Ah, oui ! Parce que Pierre a profité de la disponibilité professionnelle de son épouse pour visiter, hier, Avignon et tout particulièrement deux haut-lieux du patrimoine historique, culturel et architectural de la ville où Gérard Philipe s'est forgé une légende. J'ai nommé : Le Palais des Papes et le pont Saint Benezet où l'on y chante des chansons…

Je conseille aux visiteurs de passage dans la cité de se laisser guider par un audiophone ou par les nombreuses fiches plastifiées et numérotées qui jalonnent ces monuments. Neuf papes s'y sont succédé au XIVe siècle. Ils étaient les symboles de la puissance de la chrétienté et du pouvoir spirituel qu'exerçait la papauté à cette époque. Malgré les incendies, les guerres et les révolutions, on ne peut être qu'émerveillés par l'état de conservation de ces bâtiments. Nul doute que la volonté de nos responsables politiques modernes associée à la renommée du festival d'Avignon ne soit à l'origine de cette mise en valeur. On ne monte pas encore les marches de ce festival, on n'est pas encore nominé pour un prix, ici, et c'est tant mieux ! Je rappelle d'ailleurs, à cet égard, que le mot "nominé" est un terme récent. Il a été inventé par Romy Schneider parce qu'elle ne trouvait pas d'équivalent français pour le mot anglais "nomined".

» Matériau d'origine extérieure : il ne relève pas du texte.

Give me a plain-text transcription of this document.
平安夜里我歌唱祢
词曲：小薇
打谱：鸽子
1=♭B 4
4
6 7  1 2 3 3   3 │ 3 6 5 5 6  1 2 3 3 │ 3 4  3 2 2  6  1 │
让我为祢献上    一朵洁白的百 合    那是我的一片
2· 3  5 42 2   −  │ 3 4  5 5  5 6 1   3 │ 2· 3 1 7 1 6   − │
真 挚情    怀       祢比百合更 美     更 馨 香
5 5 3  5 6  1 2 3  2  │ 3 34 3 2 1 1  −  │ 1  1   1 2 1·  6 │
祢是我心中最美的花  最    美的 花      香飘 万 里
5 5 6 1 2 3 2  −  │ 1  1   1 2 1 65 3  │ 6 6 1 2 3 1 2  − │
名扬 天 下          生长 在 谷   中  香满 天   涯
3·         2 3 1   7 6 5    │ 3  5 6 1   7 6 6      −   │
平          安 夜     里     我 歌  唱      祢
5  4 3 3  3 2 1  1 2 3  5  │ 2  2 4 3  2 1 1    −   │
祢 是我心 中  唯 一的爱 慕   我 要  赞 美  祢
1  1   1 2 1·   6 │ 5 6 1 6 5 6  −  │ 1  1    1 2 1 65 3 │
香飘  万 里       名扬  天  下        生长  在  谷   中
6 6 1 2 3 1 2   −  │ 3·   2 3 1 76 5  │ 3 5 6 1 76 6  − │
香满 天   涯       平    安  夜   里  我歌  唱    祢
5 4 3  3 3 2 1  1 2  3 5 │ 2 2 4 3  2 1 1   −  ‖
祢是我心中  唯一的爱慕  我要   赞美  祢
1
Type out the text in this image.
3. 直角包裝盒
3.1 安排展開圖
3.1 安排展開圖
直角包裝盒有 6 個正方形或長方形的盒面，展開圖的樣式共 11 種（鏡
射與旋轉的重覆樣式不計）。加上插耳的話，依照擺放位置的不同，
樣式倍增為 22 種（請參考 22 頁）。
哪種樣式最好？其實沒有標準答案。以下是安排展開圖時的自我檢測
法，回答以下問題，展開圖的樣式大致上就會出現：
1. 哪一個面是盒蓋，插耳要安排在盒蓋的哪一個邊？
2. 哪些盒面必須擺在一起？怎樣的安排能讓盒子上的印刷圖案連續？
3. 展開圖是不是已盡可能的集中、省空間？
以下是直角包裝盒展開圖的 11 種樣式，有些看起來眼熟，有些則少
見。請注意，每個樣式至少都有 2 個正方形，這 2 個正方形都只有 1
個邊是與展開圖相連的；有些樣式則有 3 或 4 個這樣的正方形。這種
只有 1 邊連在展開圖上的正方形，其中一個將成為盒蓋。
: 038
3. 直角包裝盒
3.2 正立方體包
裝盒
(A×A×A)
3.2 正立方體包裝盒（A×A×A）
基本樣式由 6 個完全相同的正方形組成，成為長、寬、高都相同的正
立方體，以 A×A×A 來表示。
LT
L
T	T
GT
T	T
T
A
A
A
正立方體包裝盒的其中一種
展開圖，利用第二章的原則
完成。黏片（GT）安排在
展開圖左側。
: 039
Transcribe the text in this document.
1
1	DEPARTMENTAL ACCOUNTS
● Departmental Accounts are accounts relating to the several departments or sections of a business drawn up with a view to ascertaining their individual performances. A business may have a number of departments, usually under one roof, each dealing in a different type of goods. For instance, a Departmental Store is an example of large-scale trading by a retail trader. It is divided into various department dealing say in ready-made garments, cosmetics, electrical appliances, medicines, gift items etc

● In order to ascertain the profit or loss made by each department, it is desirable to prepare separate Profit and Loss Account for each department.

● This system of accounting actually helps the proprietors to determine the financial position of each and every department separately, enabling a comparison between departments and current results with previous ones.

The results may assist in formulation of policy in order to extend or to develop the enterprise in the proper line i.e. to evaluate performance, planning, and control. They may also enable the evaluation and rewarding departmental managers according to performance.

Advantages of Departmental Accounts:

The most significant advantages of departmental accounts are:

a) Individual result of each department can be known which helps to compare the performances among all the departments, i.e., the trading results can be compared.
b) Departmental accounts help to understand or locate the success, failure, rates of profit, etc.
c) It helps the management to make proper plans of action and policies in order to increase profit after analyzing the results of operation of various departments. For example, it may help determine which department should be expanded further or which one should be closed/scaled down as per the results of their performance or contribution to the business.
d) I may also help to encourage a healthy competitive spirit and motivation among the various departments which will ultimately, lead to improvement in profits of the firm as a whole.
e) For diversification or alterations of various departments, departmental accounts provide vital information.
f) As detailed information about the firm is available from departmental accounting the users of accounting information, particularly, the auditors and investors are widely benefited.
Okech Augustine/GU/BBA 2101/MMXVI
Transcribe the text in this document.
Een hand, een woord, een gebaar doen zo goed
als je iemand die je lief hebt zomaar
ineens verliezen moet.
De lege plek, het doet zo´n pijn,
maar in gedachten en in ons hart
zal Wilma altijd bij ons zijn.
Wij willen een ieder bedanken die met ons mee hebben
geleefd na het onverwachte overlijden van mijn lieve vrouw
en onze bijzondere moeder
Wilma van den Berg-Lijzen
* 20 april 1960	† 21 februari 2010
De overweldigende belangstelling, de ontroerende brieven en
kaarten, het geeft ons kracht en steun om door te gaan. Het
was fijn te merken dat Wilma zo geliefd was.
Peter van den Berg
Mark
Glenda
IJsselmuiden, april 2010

On peut donc dire "nominer" si on veut… mais on ne monte les marches que si on peut ! Je vous précise ceci car Pierre m'a fait justement remarquer la difficulté, dans de pareils monuments et si l'on est faible sur sa jambe gauche comme maladroit avec son bras gauche, de le faire avec aisance... On ne les descend guère mieux, en fait, ces marches ! C'est dans ces moments là qu'il me dit pouvoir juger de sa vraie autonomie. La meilleure canne, me précise-t-il, c'est de savoir que l'on a quelqu'un à côté de soi qui peut vous prêter son bras quand la rampe est absente...

Cette remarque me fit penser à la fin d'un poème aujourd'hui oublié :

Et confus, il cacha la tête dans ses larmes  
Comme nous arrivions en haut de l’escalier…

Votre dévoué. Philippe Gandillet.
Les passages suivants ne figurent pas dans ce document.